Судьбы передвижников - Елизавета Э. Газарова
Когда Павел Третьяков, вознамерившись купить «Заключённого», стал по обыкновению торговаться, автор картины, преисполненный чувством собственного достоинства, ответил собирателю, что прежде, чем установить цену, он поинтересовался мнением на сей счёт у всех знакомых ему художников и «…окончательно назначил цены – самые низкие из тех, какие… были заявлены». Спустя год Ярошенко впервые создал многофигурную композицию «Слепые калеки под Киевом». В художественном отношении она ему не совсем удалась, но авторский посыл был понят и оценён.

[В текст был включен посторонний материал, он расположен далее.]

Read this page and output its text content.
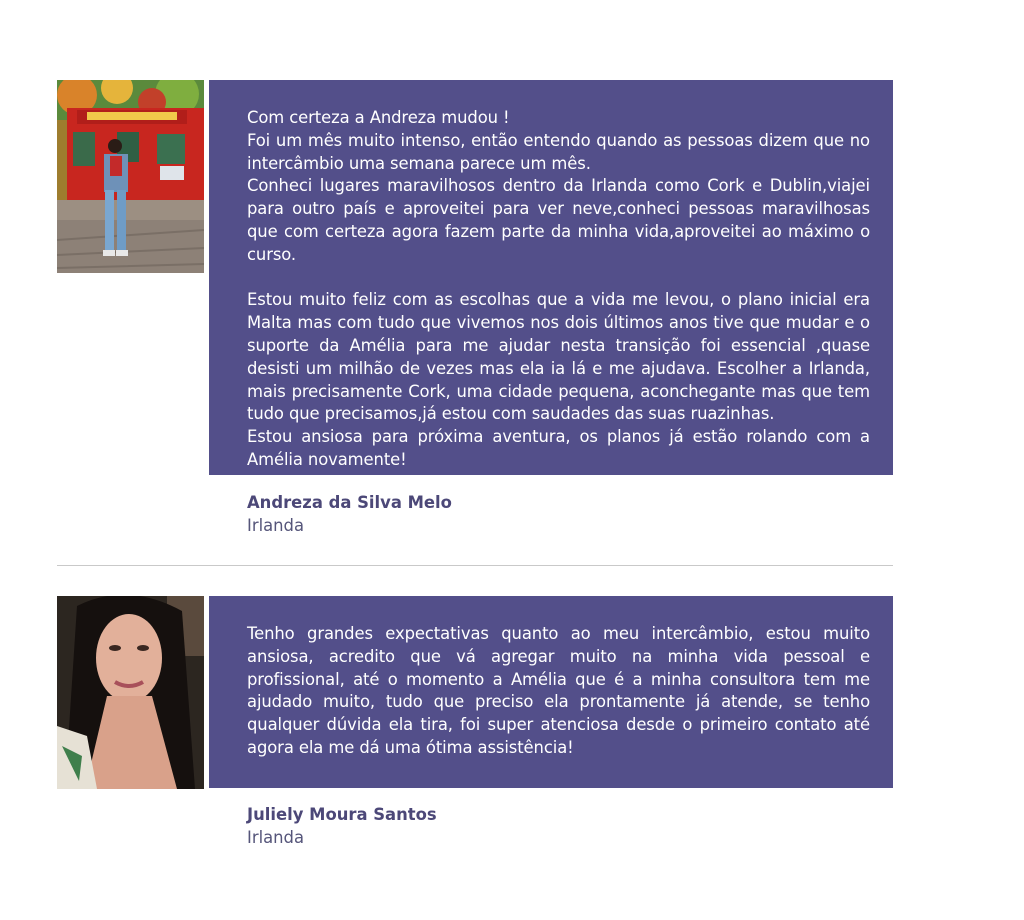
Com certeza a Andreza mudou !
Foi um mês muito intenso, então entendo quando as pessoas dizem que no intercâmbio uma semana parece um mês.
Conheci lugares maravilhosos dentro da Irlanda como Cork e Dublin,viajei para outro país e aproveitei para ver neve,conheci pessoas maravilhosas que com certeza agora fazem parte da minha vida,aproveitei ao máximo o curso.

Estou muito feliz com as escolhas que a vida me levou, o plano inicial era Malta mas com tudo que vivemos nos dois últimos anos tive que mudar e o suporte da Amélia para me ajudar nesta transição foi essencial ,quase desisti um milhão de vezes mas ela ia lá e me ajudava. Escolher a Irlanda, mais precisamente Cork, uma cidade pequena, aconchegante mas que tem tudo que precisamos,já estou com saudades das suas ruazinhas.
Estou ansiosa para próxima aventura, os planos já estão rolando com a Amélia novamente!
Andreza da Silva Melo
Irlanda
Tenho grandes expectativas quanto ao meu intercâmbio, estou muito ansiosa, acredito que vá agregar muito na minha vida pessoal e profissional, até o momento a Amélia que é a minha consultora tem me ajudado muito, tudo que preciso ela prontamente já atende, se tenho qualquer dúvida ela tira, foi super atenciosa desde o primeiro contato até agora ela me dá uma ótima assistência!
Juliely Moura Santos
Irlanda
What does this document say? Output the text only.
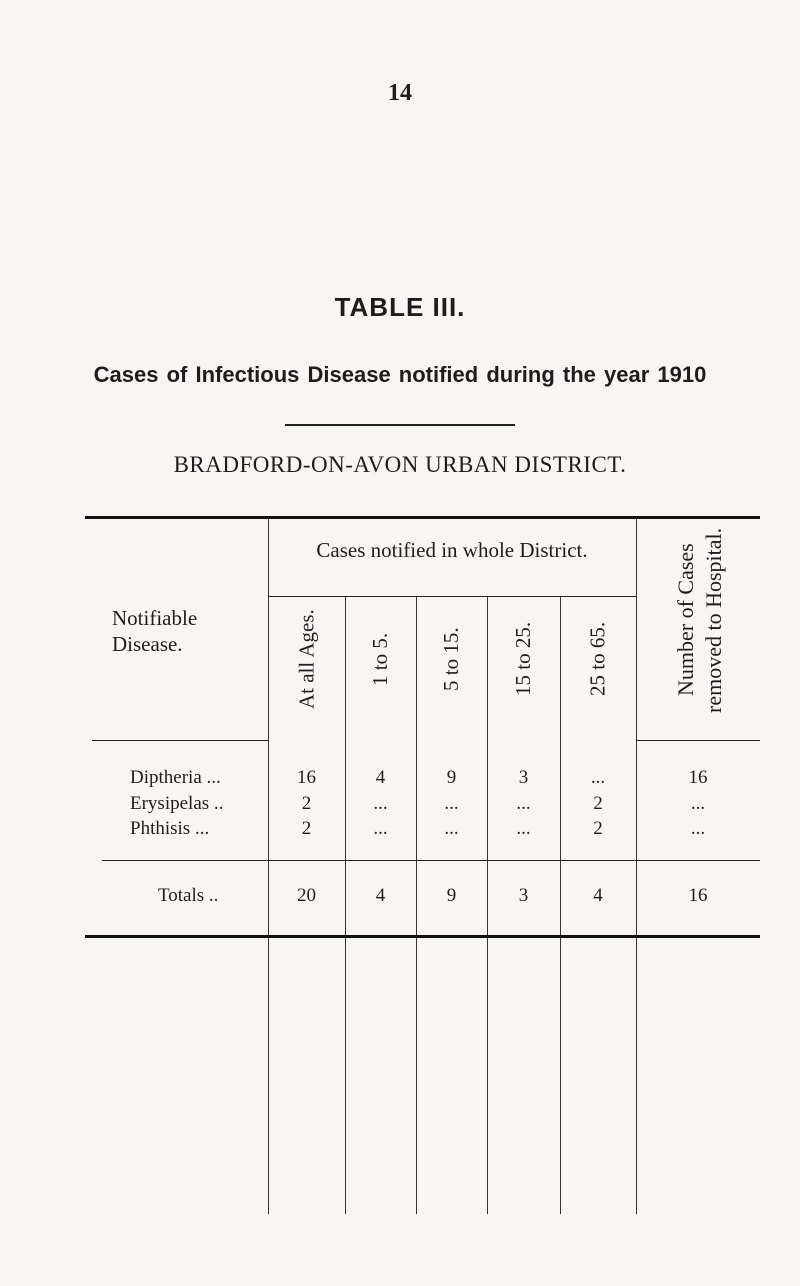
14
TABLE III.
Cases of Infectious Disease notified during the year 1910
BRADFORD-ON-AVON URBAN DISTRICT.
Cases notified in whole District.
Notifiable Disease.	At all Ages.	1 to 5.	5 to 15.	15 to 25.	25 to 65.	Number of Cases removed to Hospital.
Diptheria ...	16	4	9	3	...	16
Erysipelas ..	2	...	...	...	2	...
Phthisis ...	2	...	...	...	2	...
Totals ..	20	4	9	3	4	16
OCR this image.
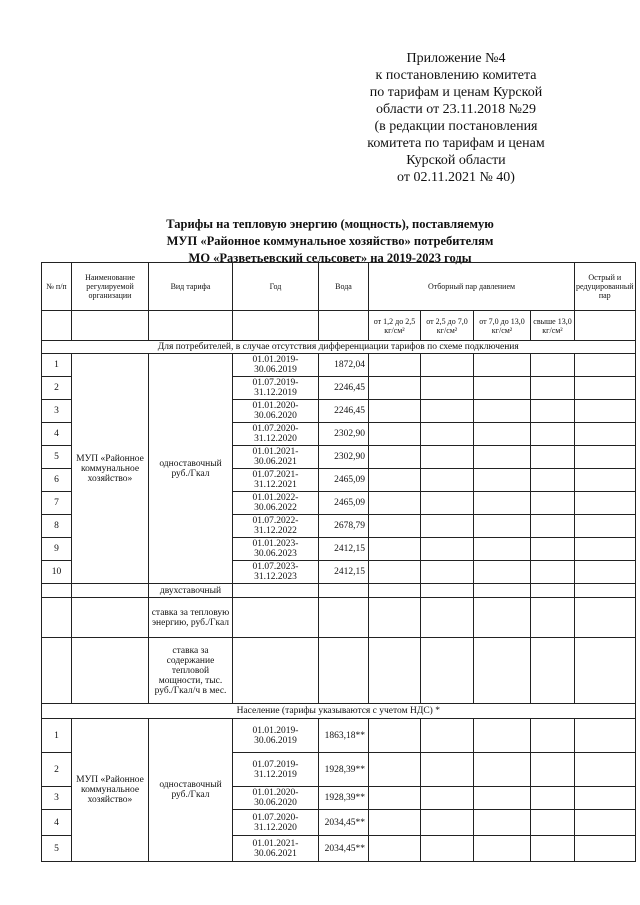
Приложение №4
к постановлению комитета
по тарифам и ценам Курской
области от 23.11.2018 №29
(в редакции постановления
комитета по тарифам и ценам
Курской области
от 02.11.2021 № 40)
Тарифы на тепловую энергию (мощность), поставляемую
МУП «Районное коммунальное хозяйство» потребителям
МО «Разветьевский сельсовет» на 2019-2023 годы
№ п/п	Наименование регулируемой организации	Вид тарифа	Год	Вода	Отборный пар давлением				Острый и редуцированный пар
					от 1,2 до 2,5 кг/см²	от 2,5 до 7,0 кг/см²	от 7,0 до 13,0 кг/см²	свыше 13,0 кг/см²	
Для потребителей, в случае отсутствия дифференциации тарифов по схеме подключения									
1	МУП «Районное коммунальное хозяйство»	одноставочный руб./Гкал	01.01.2019-30.06.2019	1872,04					
2			01.07.2019-31.12.2019	2246,45					
3			01.01.2020-30.06.2020	2246,45					
4			01.07.2020-31.12.2020	2302,90					
5			01.01.2021-30.06.2021	2302,90					
6			01.07.2021-31.12.2021	2465,09					
7			01.01.2022-30.06.2022	2465,09					
8			01.07.2022-31.12.2022	2678,79					
9			01.01.2023-30.06.2023	2412,15					
10			01.07.2023-31.12.2023	2412,15					
		двухставочный							
		ставка за тепловую энергию, руб./Гкал							
		ставка за содержание тепловой мощности, тыс. руб./Гкал/ч в мес.							
Население (тарифы указываются с учетом НДС) *									
1	МУП «Районное коммунальное хозяйство»	одноставочный руб./Гкал	01.01.2019-30.06.2019	1863,18**					
2			01.07.2019-31.12.2019	1928,39**					
3			01.01.2020-30.06.2020	1928,39**					
4			01.07.2020-31.12.2020	2034,45**					
5			01.01.2021-30.06.2021	2034,45**					
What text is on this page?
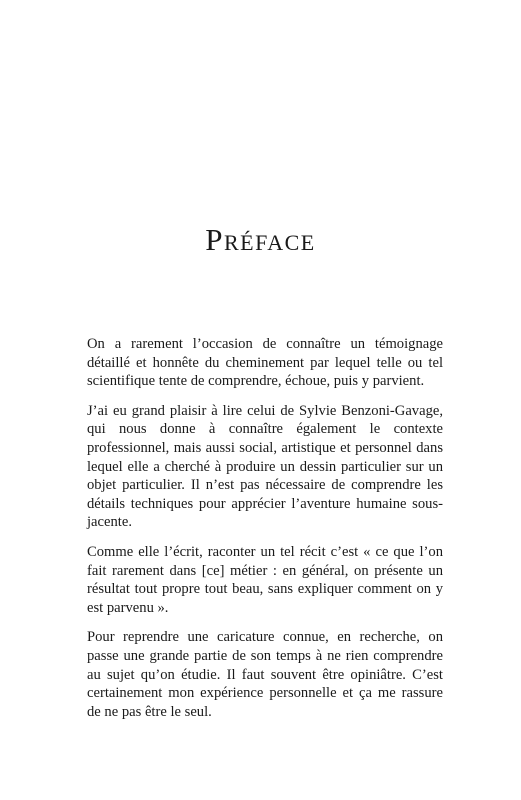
Préface

On a rarement l’occasion de connaître un témoignage détaillé et honnête du cheminement par lequel telle ou tel scientifique tente de comprendre, échoue, puis y parvient.

J’ai eu grand plaisir à lire celui de Sylvie Benzoni-Gavage, qui nous donne à connaître également le contexte professionnel, mais aussi social, artistique et personnel dans lequel elle a cherché à produire un dessin particulier sur un objet particulier. Il n’est pas nécessaire de comprendre les détails techniques pour apprécier l’aventure humaine sous-jacente.

Comme elle l’écrit, raconter un tel récit c’est « ce que l’on fait rarement dans [ce] métier : en général, on présente un résultat tout propre tout beau, sans expliquer comment on y est parvenu ».

Pour reprendre une caricature connue, en recherche, on passe une grande partie de son temps à ne rien comprendre au sujet qu’on étudie. Il faut souvent être opiniâtre. C’est certainement mon expérience personnelle et ça me rassure de ne pas être le seul.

После кончины отца в 1876 году Николай Ярошенко как заботливый сын поддерживал свою стареющую мать, на физическом состоянии которой не лучшим образом отразилась семейная распря, поссорившая Любовь Васильевну с её младшими дочерьми. Душевную сыновнюю привязанность подтверждают портреты матери, исполненные неравнодушной рукой художника. Утверждаясь в портретном жанре, Ярошенко тогда много писал родных людей, стараясь точнее воплощать на холсте хорошо знакомые характеры.
Спустя четыре года после свадьбы супруги Ярошенко поселились на Сергиевской улице, и адрес этот сделался притягательным для очень многих людей, находивших в доме художника и его жены тёплый приём и содержательное общение. По субботам многочисленные гости, поднимаясь к Ярошенко на верхний четвёртый этаж, проходили мимо расположенного внизу китайского посольства. Здесь им на глаза попадались всегда улыбчивые китайцы и китаянки в замысловатых национальных одеяниях. Уютное пространство жилых комнат и мастерской в квартире Ярошенко наполнялось радостью встречи, оживлёнными разговорами, смехом, шутками. Что только не обсуждалось умными, деятельными, талантливыми посетителями «суббот» Николая Александровича и Марии Павловны! Среди них можно было встретить Менделеева, Михайловского, Короленко, академика Павлова и, конечно, почти всех тогдашних передвижников.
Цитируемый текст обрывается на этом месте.